Photographs for Mayyim Hayim Web Site.
Mayyim Hayyim is entering its 13th year of operation. (Photo credit: Tom Kates)

This year’s honorees include Paula Brody and Merrill Hassenfeld, who are among Mayyim Hayyim’s founders. The couple will receive Mayyim Hayyim’s Nachshon Award—an acknowledgement that, like Nachshon, the first person willing to cross the Red Sea, Brody and Hassenfeld had an abiding faith in Mayyim Hayyim’s mission from the beginning. In a recent email exchange, Brody wrote: “As a founding board member and ‘mikveh mama,’ I have seen Mayyim Hayyim achieve many milestones. This year marks a personal milestone for me as I transition off the board, knowing that the future is very bright for this gem in the crown of the Boston Jewish community.”

Milestones are what drew Terry Rosenberg and Lauren Neill to Mayyim Hayyim. The mother and daughter, the evening’s two other honorees, immersed at Mayyim Hayyim at different stages in their lives. For Rosenberg, her first mikveh experience was part of her 60th birthday celebration. “I was very excited to take an old ritual and make it new and relevant for contemporary Judaism,” she says. “But what really drew me to Mayyim Hayyim was how it encouraged contemplative practice. Everything about it, from the way one is welcomed to the attitude and warmth of the staff, the whole experience of immersion, including the privacy and the way it invites internal reflection, are among the things that attract me to Mayyim Hayyim.”
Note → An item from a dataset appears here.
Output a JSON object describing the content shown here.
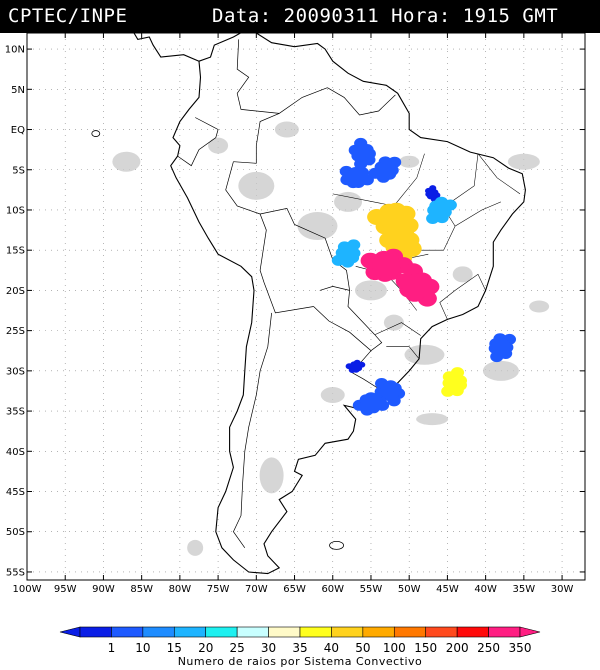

Neill’s initial immersion took place before she gave birth to her first child, which she describes as a bonding experience with her mother. “Mayyim Hayyim,” she says, “has been a way for me to exercise my personal spiritual journey as a mother without it feeling particularly ‘religious.’” Rosenberg concurs. “Mayyim Hayyim provides you with meaning without requiring anything more of you than your Jewish identity and your willingness,” she says.

Sarah Fendrick, the event coordinator for the Milestones event, points to Mayyim Hayyim’s guest book as a dynamic and poignant record of the mikveh’s ongoing activities. “People sign the guest book after they immerse,” Fendrick notes. “Every kind of life event and milestone is recorded in the book. I was reading through it the other day and saw entries for weddings, bar and bat mitzvahs, conversions, transitioning to another gender. People also wrote about marking anniversaries, birthdays, graduations, new jobs and healing from illnesses, some of them very serious. Some people write that they have come to Mayyim Hayyim to help them transition to the end of life. They find relief in being able to let go and say goodbye to certain parts of their lives by immersing in the waters.”

Mayyim Hayyim’s ongoing narrative continues to be recorded in its guest book signings. It is a story that moves forward through joyous celebrations and acknowledgements of change and transition and illness. It is a story that, as Brody notes, makes Mayyim Hayyim “an international model for what mikveh can offer to contemporary Jews.”